An older man in civilian clothes stepped forward. “That’s an interesting question, philosophically.”

“Philosophically, eh? I’m Doctor Chapman Jones. And you are?”

“Professor John Tremayne. Attached to Advanced Concepts, Ministry of Defence.”

Thelma walked up. “Professor, we’re Ministry of Defence too—from Defence Secretariat 8.”

Tremayne stared. “DS8? Not the saucer-chasers!”

Jones, irritated, tried to be stern. “Is this your project, Tremayne, this great bomb in the Earth?”

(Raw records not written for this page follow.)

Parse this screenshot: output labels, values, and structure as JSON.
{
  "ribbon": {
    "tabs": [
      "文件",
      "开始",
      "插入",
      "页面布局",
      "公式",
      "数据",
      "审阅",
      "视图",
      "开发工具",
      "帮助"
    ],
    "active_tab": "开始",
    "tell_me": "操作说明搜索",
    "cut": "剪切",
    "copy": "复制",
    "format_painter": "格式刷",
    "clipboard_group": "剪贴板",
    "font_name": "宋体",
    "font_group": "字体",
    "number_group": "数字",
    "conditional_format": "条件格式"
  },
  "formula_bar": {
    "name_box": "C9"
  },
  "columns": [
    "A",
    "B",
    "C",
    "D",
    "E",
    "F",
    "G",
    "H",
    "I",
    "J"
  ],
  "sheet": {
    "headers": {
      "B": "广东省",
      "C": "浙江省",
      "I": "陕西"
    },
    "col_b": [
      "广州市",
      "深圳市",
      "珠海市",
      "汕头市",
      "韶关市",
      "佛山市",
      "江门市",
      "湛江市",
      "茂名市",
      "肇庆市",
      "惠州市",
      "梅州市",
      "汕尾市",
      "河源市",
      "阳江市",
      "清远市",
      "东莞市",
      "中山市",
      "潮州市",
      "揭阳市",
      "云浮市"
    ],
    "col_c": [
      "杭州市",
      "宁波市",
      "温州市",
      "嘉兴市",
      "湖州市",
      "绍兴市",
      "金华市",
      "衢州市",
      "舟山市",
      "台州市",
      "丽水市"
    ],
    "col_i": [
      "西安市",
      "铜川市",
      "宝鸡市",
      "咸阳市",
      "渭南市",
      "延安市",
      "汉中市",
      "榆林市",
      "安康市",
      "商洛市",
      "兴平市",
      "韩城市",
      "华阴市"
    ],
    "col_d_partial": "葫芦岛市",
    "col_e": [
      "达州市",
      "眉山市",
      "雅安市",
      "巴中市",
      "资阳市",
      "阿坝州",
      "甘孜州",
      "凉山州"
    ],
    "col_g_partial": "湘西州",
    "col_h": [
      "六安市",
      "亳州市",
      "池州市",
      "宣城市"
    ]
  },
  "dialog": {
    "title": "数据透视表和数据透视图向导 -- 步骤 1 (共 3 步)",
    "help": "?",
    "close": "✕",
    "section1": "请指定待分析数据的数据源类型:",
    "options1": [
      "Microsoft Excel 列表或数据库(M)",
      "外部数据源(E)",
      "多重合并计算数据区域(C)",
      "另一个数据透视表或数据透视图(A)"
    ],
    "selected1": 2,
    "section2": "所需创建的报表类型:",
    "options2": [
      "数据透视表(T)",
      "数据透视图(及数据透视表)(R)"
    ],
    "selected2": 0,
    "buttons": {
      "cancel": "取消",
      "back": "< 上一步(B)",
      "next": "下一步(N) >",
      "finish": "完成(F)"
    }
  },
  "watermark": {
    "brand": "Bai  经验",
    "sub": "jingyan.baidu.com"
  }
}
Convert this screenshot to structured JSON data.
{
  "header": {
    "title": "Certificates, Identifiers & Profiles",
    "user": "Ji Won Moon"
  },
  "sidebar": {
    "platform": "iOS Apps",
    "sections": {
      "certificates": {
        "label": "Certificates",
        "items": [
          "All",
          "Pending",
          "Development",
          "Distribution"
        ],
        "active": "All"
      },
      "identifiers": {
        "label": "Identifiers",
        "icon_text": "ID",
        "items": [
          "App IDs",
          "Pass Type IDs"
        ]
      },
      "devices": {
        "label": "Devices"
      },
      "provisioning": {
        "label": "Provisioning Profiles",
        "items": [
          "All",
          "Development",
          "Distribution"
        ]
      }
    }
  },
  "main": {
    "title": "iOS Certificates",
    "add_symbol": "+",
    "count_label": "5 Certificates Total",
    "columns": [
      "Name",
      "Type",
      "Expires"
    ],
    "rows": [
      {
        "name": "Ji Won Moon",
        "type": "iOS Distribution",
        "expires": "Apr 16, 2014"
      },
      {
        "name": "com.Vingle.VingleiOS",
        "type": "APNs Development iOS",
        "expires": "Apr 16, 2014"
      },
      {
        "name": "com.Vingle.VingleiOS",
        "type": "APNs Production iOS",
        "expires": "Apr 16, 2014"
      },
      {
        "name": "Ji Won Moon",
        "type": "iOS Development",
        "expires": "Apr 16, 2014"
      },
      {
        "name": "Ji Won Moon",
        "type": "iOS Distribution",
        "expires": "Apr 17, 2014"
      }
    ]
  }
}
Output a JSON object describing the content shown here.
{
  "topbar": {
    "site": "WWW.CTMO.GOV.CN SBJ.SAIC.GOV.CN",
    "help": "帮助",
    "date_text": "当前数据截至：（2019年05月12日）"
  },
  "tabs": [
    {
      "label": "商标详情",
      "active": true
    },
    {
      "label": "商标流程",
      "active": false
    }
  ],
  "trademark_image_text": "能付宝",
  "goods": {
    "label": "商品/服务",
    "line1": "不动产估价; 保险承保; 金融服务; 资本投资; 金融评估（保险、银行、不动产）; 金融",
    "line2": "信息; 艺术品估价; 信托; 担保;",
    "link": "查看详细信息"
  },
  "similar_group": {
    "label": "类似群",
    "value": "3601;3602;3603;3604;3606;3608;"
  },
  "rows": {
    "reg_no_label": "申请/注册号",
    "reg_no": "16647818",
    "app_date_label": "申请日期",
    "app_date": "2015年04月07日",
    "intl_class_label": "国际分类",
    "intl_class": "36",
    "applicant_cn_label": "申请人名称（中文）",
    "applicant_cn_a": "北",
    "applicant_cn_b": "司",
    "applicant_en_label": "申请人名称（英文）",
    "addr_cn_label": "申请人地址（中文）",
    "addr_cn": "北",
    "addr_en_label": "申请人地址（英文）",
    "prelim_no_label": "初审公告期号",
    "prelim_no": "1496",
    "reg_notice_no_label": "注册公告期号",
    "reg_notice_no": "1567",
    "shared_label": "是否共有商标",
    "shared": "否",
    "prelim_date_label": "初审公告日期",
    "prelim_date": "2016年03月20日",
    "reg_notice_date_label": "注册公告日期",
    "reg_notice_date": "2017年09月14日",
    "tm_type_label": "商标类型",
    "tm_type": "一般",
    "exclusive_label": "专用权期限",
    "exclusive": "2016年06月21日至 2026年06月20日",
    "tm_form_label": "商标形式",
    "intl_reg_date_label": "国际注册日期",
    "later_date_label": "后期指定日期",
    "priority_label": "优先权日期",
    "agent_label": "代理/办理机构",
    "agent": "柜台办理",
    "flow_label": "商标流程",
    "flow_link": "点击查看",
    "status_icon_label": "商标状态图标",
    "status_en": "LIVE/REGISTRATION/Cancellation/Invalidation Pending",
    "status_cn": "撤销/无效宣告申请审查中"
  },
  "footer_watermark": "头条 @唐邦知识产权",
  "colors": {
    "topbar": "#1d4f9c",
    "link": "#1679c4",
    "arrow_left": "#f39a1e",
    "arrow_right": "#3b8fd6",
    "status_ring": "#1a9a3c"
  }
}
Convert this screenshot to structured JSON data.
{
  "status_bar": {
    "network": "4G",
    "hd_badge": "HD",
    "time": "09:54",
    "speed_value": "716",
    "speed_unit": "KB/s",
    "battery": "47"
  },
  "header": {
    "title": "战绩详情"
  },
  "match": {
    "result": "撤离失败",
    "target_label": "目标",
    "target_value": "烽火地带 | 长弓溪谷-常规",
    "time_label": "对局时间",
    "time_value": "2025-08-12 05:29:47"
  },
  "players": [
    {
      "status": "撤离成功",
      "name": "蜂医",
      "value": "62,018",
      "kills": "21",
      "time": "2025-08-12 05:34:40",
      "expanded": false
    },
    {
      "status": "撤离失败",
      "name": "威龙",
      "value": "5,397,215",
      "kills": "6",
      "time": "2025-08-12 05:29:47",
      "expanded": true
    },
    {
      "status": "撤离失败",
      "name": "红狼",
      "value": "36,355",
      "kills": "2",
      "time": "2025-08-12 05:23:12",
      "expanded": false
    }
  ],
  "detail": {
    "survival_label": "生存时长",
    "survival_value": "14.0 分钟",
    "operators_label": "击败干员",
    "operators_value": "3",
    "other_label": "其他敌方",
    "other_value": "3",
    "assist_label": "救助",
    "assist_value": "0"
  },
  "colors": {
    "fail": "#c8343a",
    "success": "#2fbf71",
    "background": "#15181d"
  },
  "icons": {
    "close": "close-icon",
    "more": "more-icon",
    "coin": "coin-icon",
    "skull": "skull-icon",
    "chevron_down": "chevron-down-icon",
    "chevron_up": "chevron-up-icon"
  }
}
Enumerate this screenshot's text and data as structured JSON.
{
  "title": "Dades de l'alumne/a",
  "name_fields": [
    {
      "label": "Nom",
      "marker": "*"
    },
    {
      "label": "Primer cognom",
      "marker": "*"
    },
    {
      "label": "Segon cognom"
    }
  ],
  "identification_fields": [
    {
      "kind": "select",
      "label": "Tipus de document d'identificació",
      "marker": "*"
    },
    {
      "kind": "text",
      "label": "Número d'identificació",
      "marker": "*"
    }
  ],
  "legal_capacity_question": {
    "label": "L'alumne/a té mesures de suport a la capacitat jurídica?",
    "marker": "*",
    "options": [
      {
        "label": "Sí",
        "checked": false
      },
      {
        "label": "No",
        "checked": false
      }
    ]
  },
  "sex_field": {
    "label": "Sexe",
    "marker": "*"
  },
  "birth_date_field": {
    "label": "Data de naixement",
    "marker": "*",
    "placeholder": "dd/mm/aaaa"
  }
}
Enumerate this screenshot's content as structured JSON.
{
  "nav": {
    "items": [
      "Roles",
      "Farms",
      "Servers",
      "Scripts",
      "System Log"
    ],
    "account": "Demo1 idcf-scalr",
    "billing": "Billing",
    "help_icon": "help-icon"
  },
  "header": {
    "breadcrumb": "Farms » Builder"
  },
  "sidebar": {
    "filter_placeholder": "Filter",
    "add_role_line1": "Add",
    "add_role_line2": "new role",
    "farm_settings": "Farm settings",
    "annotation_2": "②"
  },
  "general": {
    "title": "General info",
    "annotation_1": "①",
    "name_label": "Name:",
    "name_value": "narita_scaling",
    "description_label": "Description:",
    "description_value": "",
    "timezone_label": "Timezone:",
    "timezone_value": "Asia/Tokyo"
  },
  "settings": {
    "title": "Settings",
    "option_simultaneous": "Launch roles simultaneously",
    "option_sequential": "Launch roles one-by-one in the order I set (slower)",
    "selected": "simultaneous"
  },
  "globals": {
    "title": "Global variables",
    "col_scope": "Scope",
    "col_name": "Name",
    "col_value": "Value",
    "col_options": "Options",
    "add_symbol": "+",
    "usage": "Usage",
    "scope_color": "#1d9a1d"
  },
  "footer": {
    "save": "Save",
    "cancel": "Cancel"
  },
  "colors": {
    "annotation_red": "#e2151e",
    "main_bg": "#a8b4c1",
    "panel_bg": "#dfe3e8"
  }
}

“Project Hades was my conception, yes.”

“Then you have to stop it, man, if you still can.”

“May I ask why?”

“Because the geology here may be unstable in some way. There’s a focus of seismic activity right under our feet.”

“You have evidence for this, I suppose.”

“Winston! Come here.”

Winston trotted up, grinning, excited.

Tremayne asked, “And you are?”

“Winston Stubbins, sir.”

“Oh, I don’t care about your name, boy. What’s your affiliation? Cambridge, London, the Geophysical Survey?”

Jones said, “His affiliation is with me. He’s an independent scientist, and potentially a fine one, if I’m any judge. And he has strong evidence that—”

“Show me this evidence,” Tremayne snapped.

Winston said, “It’s at home. I have this trunk where I keep the toilet rolls.”

“Toilet rolls? Is this some kind of joke?

A wavering wail cut the air, and a shifting light fled overhead.

Thelma cried, “Another one! What are those things?”

Jones said, “Professor—look up at what’s buzzing your base! Have you any idea what that is?”

“Do you?”

“Well, no. Not yet. But I’m not the one about to let off a bomb, am I?”

“Oh, this is stuff and nonsense. Jabbering about seismic foci from a boy who’s probably been reading too much science fiction. And visions in the sky from you!”